Polibio ha raccontato come si svolgeva la pesca di questo pesce. Un pescatore doveva raggiungere la sommità del promontorio di Scilla a picco sul mare dello Stretto di Messina. La sua funzione di “vedetta” prevedeva che non appena avesse individuato la sagoma del pesce in mare, avrebbe dovuto subito avvisare gli altri pescatori che occupavano con le barche le zone vicine.
Lo spada veniva rincorso con le barche a remi ed arpionato su un fianco con velocità e destrezza.
Da quel tempo, le modalità della pesca si sono evolute soprattutto con la creazione delle “feluche”, barche di legno leggero lunghe 5-7 m, certamente più adatte a rendere più fruttuosa la cattura di questo pesce.
Le feluche, qualche decennio fa, sono state dotate di motore e di strumentazioni moderne, diventando grossi pescherecci; tuttavia, sono rimaste la torretta di avvistamento e la passerella. La torretta di avvistamento è di metallo ed è alta 20-22 metri. In cima viene fissata una piccola piattaforma, la coffa, che verrà occupata da una “vedetta”, un marinaio dell’equipaggio, che appena avvista il pesce deve comunicare immediatamente la posizione e la eventuale direzione di nuoto dell’animale, all’arpionatore, dotato di eccezionali vista ed equilibrio: non deve oscillare in piedi sulla passerella di legno a prua della feluca.
Da questo momento la barca accelera, inseguendo il pesce che nuota a grande velocità (90-100 km/h) in modo che l’arpionatore lo colpisca, lanciando da sopra la fiocina, cioè l’asta di metallo alla quale è stato avvitato un arpione ad una estremità, così da colpire il pesce con forza e precisione millimetrica. L’arpione, grazie alla sua struttura seghettata, si fisserà stabilmente nel corpo del pesce.
L’animale ferito si dimena violentemente, cerca di aumentare la velocità della sua corsa disperata perdendo molto sangue fino a che, senza più forze, si arrende e si fa issare sulla feluca.
Tuttavia, è ancora vivo, perde sangue e potrebbe negli ultimi istanti di agonia colpire con la spada qualcuno dei membri dell’equipaggio.
La sua agonia terribile, crudele e tremenda continua finché gli viene inferto un colpo di coltello che gli taglia la gola.
Questa maestosa creatura è adesso assolutamente innocua e finisce di vivere in una grande pozza di sangue: il dissanguamento provoca la morte cerebrale.
Sulla feluca i pescatori iniziano a tagliare quel corpo possente in pezzi grossi che verranno venduti a prezzi differenti. Lo spada è un pesce pregiato e non ha spine né lische, salvo una sola centrale che funge da ossatura.
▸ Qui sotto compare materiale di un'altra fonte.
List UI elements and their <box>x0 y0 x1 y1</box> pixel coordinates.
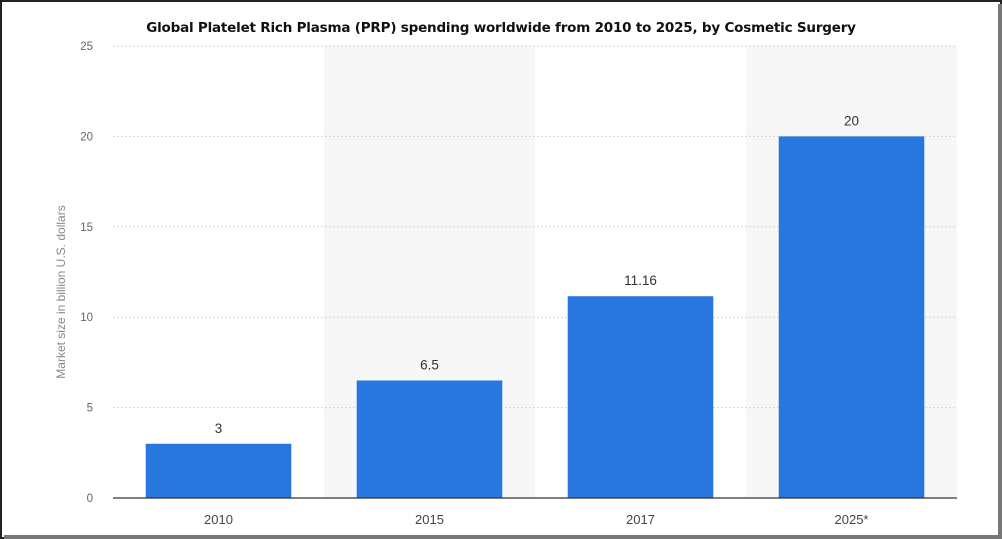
y-axis-ticks: 0 5 10 15 20 25 <box>80 41 93 505</box>
y-axis-title: Market size in billion U.S. dollars <box>54 205 68 378</box>
gridlines <box>113 45 957 409</box>
value-labels: 3 6.5 11.16 20 <box>215 113 859 435</box>
frame-shadow-bottom <box>4 535 1002 539</box>
y-tick-label: 20 <box>80 131 93 143</box>
y-tick-label: 15 <box>80 222 93 234</box>
x-tick-label: 2017 <box>626 512 655 527</box>
x-axis-labels: 2010 2015 2017 2025* <box>204 512 868 527</box>
bar-value-label: 11.16 <box>624 273 657 288</box>
x-tick-label: 2010 <box>204 512 233 527</box>
chart-title: Global Platelet Rich Plasma (PRP) spendi… <box>146 20 856 36</box>
y-tick-label: 10 <box>80 312 93 324</box>
bar-value-label: 20 <box>844 113 859 128</box>
bar-value-label: 6.5 <box>420 357 439 372</box>
bar <box>145 443 292 498</box>
bar-value-label: 3 <box>215 421 223 436</box>
bar <box>778 136 925 498</box>
frame-shadow-right <box>998 4 1002 539</box>
bar <box>356 380 503 498</box>
bar <box>567 296 714 498</box>
y-tick-label: 25 <box>80 41 93 53</box>
y-tick-label: 0 <box>87 493 93 505</box>
y-tick-label: 5 <box>87 403 93 415</box>
x-tick-label: 2015 <box>415 512 444 527</box>
bars <box>145 136 925 498</box>
x-tick-label: 2025* <box>835 512 869 527</box>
La sua parte più apprezzata è la ventresca, cioè le carni della pancia che verranno vendute a prezzo notevolmente elevato.
Le carni rosee della ventresca sono magre, hanno un sapore delicato e sono dotate di buone quantità di proteine, vitamine e sali minerali che ne fanno un alimento molto importante, oltre che molto gradito.
Purtroppo, nel Mediterraneo i pesci spada, il tonno rosso e alcune specie di squali sono a rischio di estinzione. La causa principale è la cattura degli esemplari più giovani (fino a 3 anni) dunque prima che possano riprodursi e garantire la sopravvivenza della specie.
Assieme alla pesca degli esemplari giovani, altre due sono le cause che mettono a rischio la sopravvivenza di questa specie, ossia la pesca commerciale, un vero e proprio sovrasfruttamento che non è tollerato dai pesci spada e la pesca di frodo, che è illegale.
C’è da chiedersi perchè infierire così crudelmente su animali così particolari che si muovono soltanto per svernare e riprodursi e che, come altri pesci non sufficientemente tutelati, sono vittime di una pesca violenta, di una agonia atroce e di una fine crudele.
Nota: le immagini sono tratte dai seguenti due volumi:
Scilla e le sue borgate. Nel mito, nel folklore, nella storia (Tipografia De Franco, Reggio Calabria 1961).
Calabria, in Le Regioni d’Italia, n. 16, (Utet, Torino 1965).